Alguns estudos tentaram suprimir a expressão da hepcidina modificando diretamente a condição clínica que causou sua elevação. Wang et al.50 utilizaram anti-BMP com o objetivo de reduzir a expressão da hepcidina e aumentar os níveis séricos de ferro em animais de laboratório com colite. Neste estudo observou-se uma redução das citocinas inflamatórias, porém modesta melhora da anemia. Em estudo com pacientes sob hemodiálise, Antunes et al.51 não observaram efeito da pentoxifilina, utilizada como agente anti-inflamatório, sobre os níveis séricos de hepcidina.

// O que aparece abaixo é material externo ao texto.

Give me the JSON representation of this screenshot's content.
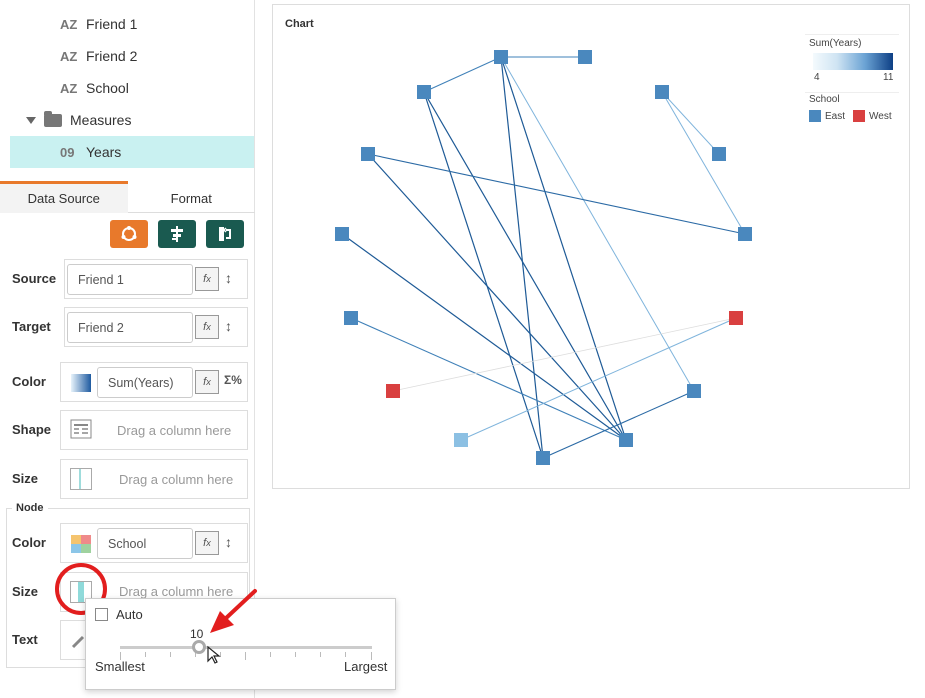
{
  "tree": {
    "items": [
      {
        "icon": "AZ",
        "label": "Friend 1"
      },
      {
        "icon": "AZ",
        "label": "Friend 2"
      },
      {
        "icon": "AZ",
        "label": "School"
      }
    ],
    "folder_label": "Measures",
    "measure": {
      "icon": "09",
      "label": "Years"
    }
  },
  "tabs": {
    "data_source": "Data Source",
    "format": "Format"
  },
  "toolbar": {
    "colors": {
      "orange": "#e8792b",
      "teal": "#1a5a50"
    },
    "icons": [
      "network-chart-icon",
      "align-icon",
      "swap-icon"
    ]
  },
  "fields": {
    "source": {
      "label": "Source",
      "value": "Friend 1"
    },
    "target": {
      "label": "Target",
      "value": "Friend 2"
    },
    "color": {
      "label": "Color",
      "value": "Sum(Years)"
    },
    "shape": {
      "label": "Shape",
      "placeholder": "Drag a column here"
    },
    "size": {
      "label": "Size",
      "placeholder": "Drag a column here"
    }
  },
  "node": {
    "title": "Node",
    "color": {
      "label": "Color",
      "value": "School"
    },
    "size": {
      "label": "Size",
      "placeholder": "Drag a column here"
    },
    "text": {
      "label": "Text"
    }
  },
  "popup": {
    "auto_label": "Auto",
    "value": "10",
    "min_label": "Smallest",
    "max_label": "Largest",
    "slider_fraction": 0.26
  },
  "chart": {
    "title": "Chart",
    "legend": {
      "sum_title": "Sum(Years)",
      "min": "4",
      "max": "11",
      "school_title": "School",
      "east": "East",
      "west": "West",
      "east_color": "#4a88be",
      "west_color": "#d94040"
    }
  },
  "chart_data": {
    "type": "network",
    "title": "Chart",
    "color_by": "Sum(Years)",
    "color_range": [
      4,
      11
    ],
    "node_color_by": "School",
    "categories": [
      "East",
      "West"
    ],
    "node_count": 16,
    "west_node_count": 2
  }
}
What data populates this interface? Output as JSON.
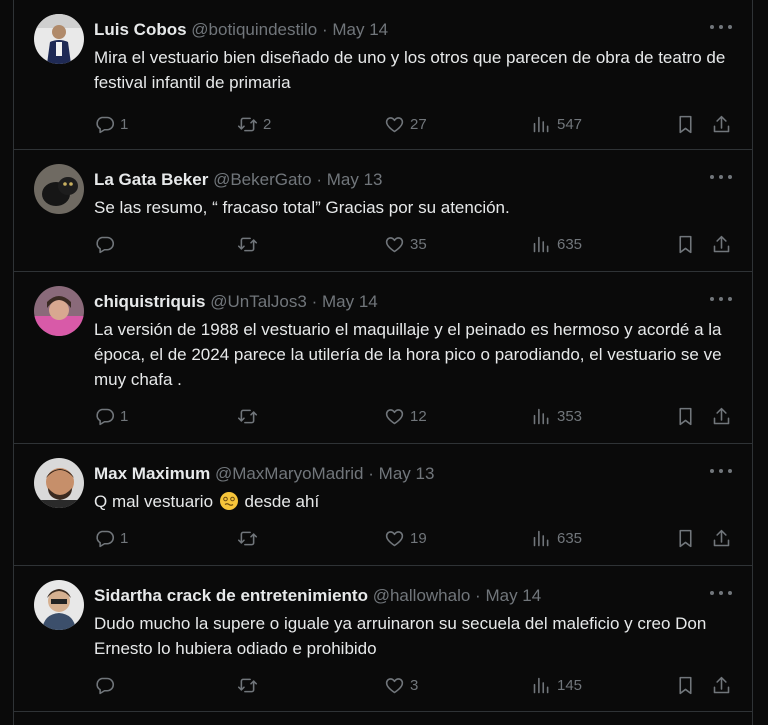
{
  "tweets": [
    {
      "name": "Luis Cobos",
      "handle": "@botiquindestilo",
      "sep": "·",
      "date": "May 14",
      "text": "Mira el vestuario bien diseñado de uno y los otros que parecen de obra de teatro de festival infantil de primaria",
      "replies": "1",
      "retweets": "2",
      "likes": "27",
      "views": "547"
    },
    {
      "name": "La Gata Beker",
      "handle": "@BekerGato",
      "sep": "·",
      "date": "May 13",
      "text": "Se las resumo, “ fracaso total” Gracias por su atención.",
      "replies": "",
      "retweets": "",
      "likes": "35",
      "views": "635"
    },
    {
      "name": "chiquistriquis",
      "handle": "@UnTalJos3",
      "sep": "·",
      "date": "May 14",
      "text": "La versión de 1988 el vestuario el maquillaje y el peinado es hermoso y acordé a la época, el de 2024 parece la utilería de la hora pico o parodiando, el vestuario se ve muy chafa .",
      "replies": "1",
      "retweets": "",
      "likes": "12",
      "views": "353"
    },
    {
      "name": "Max Maximum",
      "handle": "@MaxMaryoMadrid",
      "sep": "·",
      "date": "May 13",
      "text_before": "Q mal vestuario ",
      "emoji": "woozy-face-emoji",
      "text_after": " desde ahí",
      "replies": "1",
      "retweets": "",
      "likes": "19",
      "views": "635"
    },
    {
      "name": "Sidartha crack de entretenimiento",
      "handle": "@hallowhalo",
      "sep": "·",
      "date": "May 14",
      "text": "Dudo mucho la supere o iguale ya arruinaron su secuela del maleficio y creo Don Ernesto lo hubiera odiado e prohibido",
      "replies": "",
      "retweets": "",
      "likes": "3",
      "views": "145"
    }
  ],
  "colors": {
    "background": "#0a0a0a",
    "border": "#2f3336",
    "text": "#e7e9ea",
    "muted": "#71767b"
  }
}
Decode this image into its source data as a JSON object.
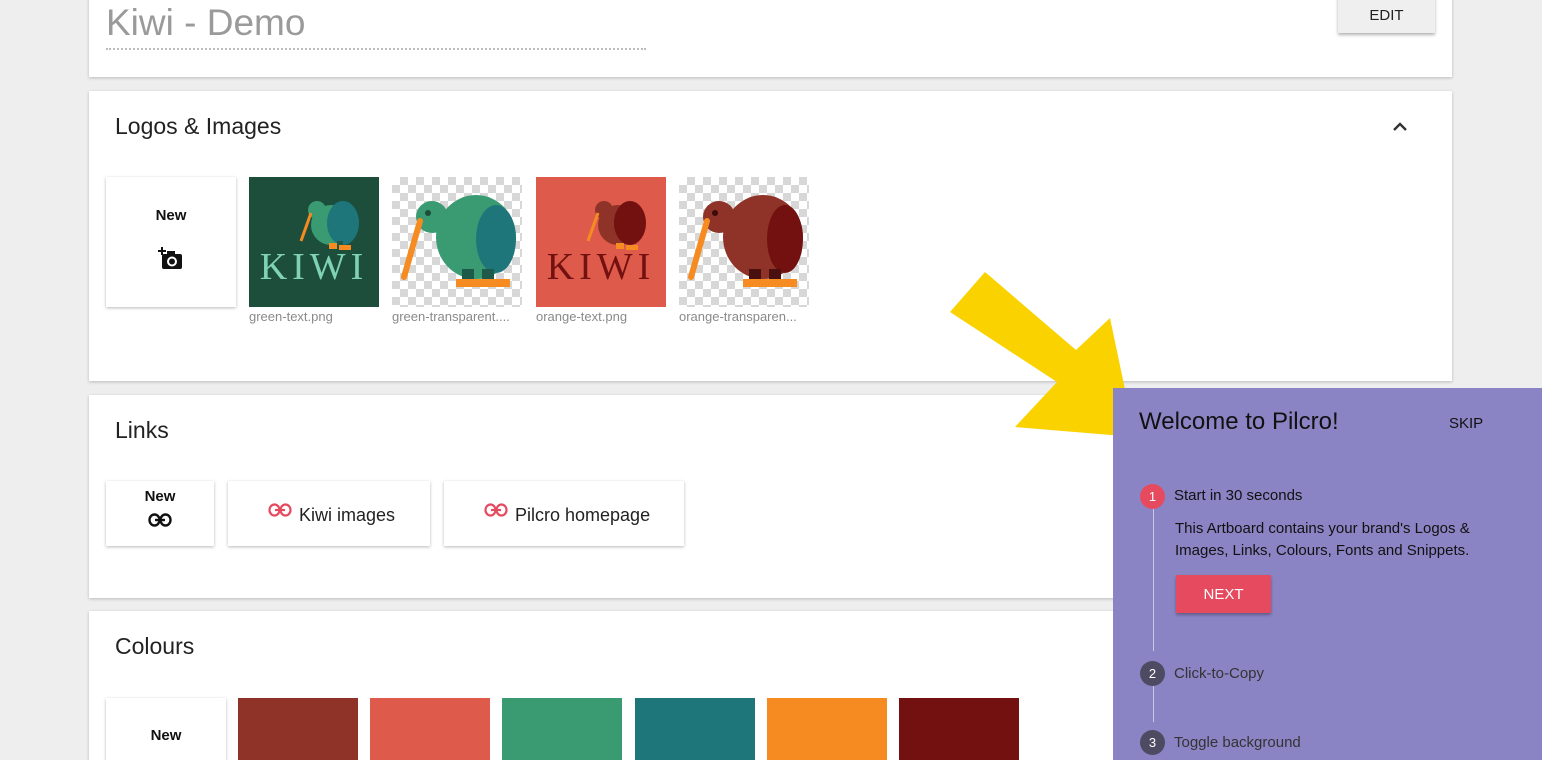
{
  "header": {
    "title": "Kiwi - Demo",
    "edit_label": "EDIT"
  },
  "logos": {
    "title": "Logos & Images",
    "new_label": "New",
    "images": [
      {
        "caption": "green-text.png",
        "background": "#1d4d3b"
      },
      {
        "caption": "green-transparent....",
        "background": "checker"
      },
      {
        "caption": "orange-text.png",
        "background": "#de5b4b"
      },
      {
        "caption": "orange-transparen...",
        "background": "checker"
      }
    ],
    "image_text": "KIWI"
  },
  "links": {
    "title": "Links",
    "new_label": "New",
    "items": [
      {
        "label": "Kiwi images"
      },
      {
        "label": "Pilcro homepage"
      }
    ]
  },
  "colours": {
    "title": "Colours",
    "new_label": "New",
    "swatches": [
      "#8f3228",
      "#de5b4b",
      "#3a9b72",
      "#1e767a",
      "#f58b21",
      "#731010"
    ]
  },
  "welcome": {
    "title": "Welcome to Pilcro!",
    "skip_label": "SKIP",
    "next_label": "NEXT",
    "steps": [
      {
        "number": "1",
        "label": "Start in 30 seconds",
        "description": "This Artboard contains your brand's Logos & Images, Links, Colours, Fonts and Snippets."
      },
      {
        "number": "2",
        "label": "Click-to-Copy"
      },
      {
        "number": "3",
        "label": "Toggle background"
      }
    ]
  },
  "colors": {
    "accent_red": "#e64a5e",
    "panel": "#8a84c4",
    "arrow": "#fad200"
  }
}
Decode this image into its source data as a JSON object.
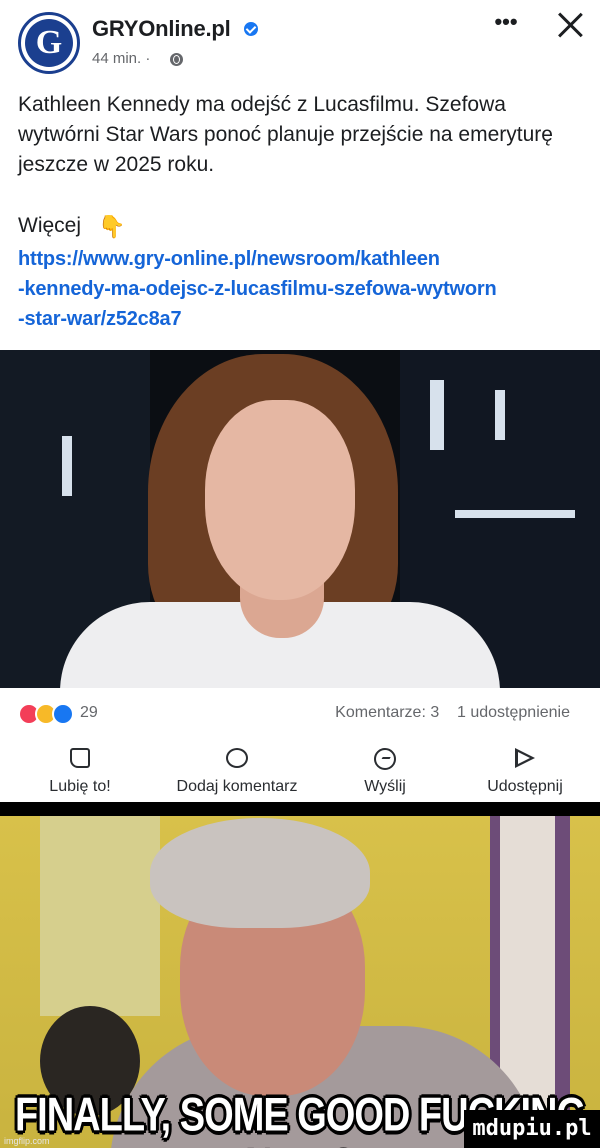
{
  "post": {
    "page_name": "GRYOnline.pl",
    "avatar_letter": "G",
    "time": "44 min. ·",
    "more_glyph": "•••",
    "text": "Kathleen Kennedy ma odejść z Lucasfilmu. Szefowa wytwórni Star Wars ponoć planuje przejście na emeryturę jeszcze w 2025 roku.",
    "more_label": "Więcej",
    "link_lines": [
      "https://www.gry-online.pl/newsroom/kathleen",
      "-kennedy-ma-odejsc-z-lucasfilmu-szefowa-wytworn",
      "-star-war/z52c8a7"
    ]
  },
  "engagement": {
    "reaction_count": "29",
    "comments": "Komentarze: 3",
    "shares": "1 udostępnienie"
  },
  "actions": {
    "like": "Lubię to!",
    "comment": "Dodaj komentarz",
    "send": "Wyślij",
    "share": "Udostępnij"
  },
  "meme": {
    "caption": "FINALLY, SOME GOOD FUCKING NEWS",
    "imgflip": "imgflip.com",
    "watermark": "mdupiu.pl"
  },
  "colors": {
    "link": "#1565d8",
    "verified": "#1877f2",
    "reaction_love": "#f33e58",
    "reaction_wow": "#f7b928",
    "reaction_like": "#1877f2"
  },
  "icons": [
    "verified-icon",
    "globe-icon",
    "more-icon",
    "close-icon",
    "pointing-hand-icon",
    "like-icon",
    "comment-icon",
    "messenger-icon",
    "share-icon"
  ]
}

A utilização de estabilizadores de HIF (fator induzido por hipóxia) parece reduzir a expressão de hepcidina por uma ação direta, por meio da diminuição de citocinas inflamatórias,52-54 ou do aumento da eritropoiese, proporcionando uma melhoria no perfil de ferro.55 Tendo em vista que este fator estimula a produção de eritropoetina e reestabelece o ritmo fisiológico de sua secreção, estabilizadores de HIF, que são de administração oral, têm sido estudados como uma nova abordagem terapêutica da anemia da inflamação crônica em pacientes com DRC.53,55
Em estudo recente, Brigandi et al.56 evidenciaram melhora da anemia utilizando um inibidor de HIF em pacientes portadores de DRC tanto em tratamento conservador quanto em diálise.
Em recente revisão, Fung e Nemeth57 descreveram várias estratégias que vêm sendo estudadas para diminuir o efeito da elevação da hepcidina. Entre elas, a diminuição da produção de hepcidina através de ações nas vias regulatórias (via relacionada com ferro, inflamação ou via eritropoiética); a neutralização da hepcidina; a interferência na ligação entre hepcidina com ferroportina (prevenindo a sua degradação); e a estimulação da produção de ferroportina.
Apesar dos grandes avanços no conhecimento desta proteína ao longo da última década, ainda serão necessários mais estudos para avaliar o real impacto da modulação da hepcidina no manejo da anemia na DRC.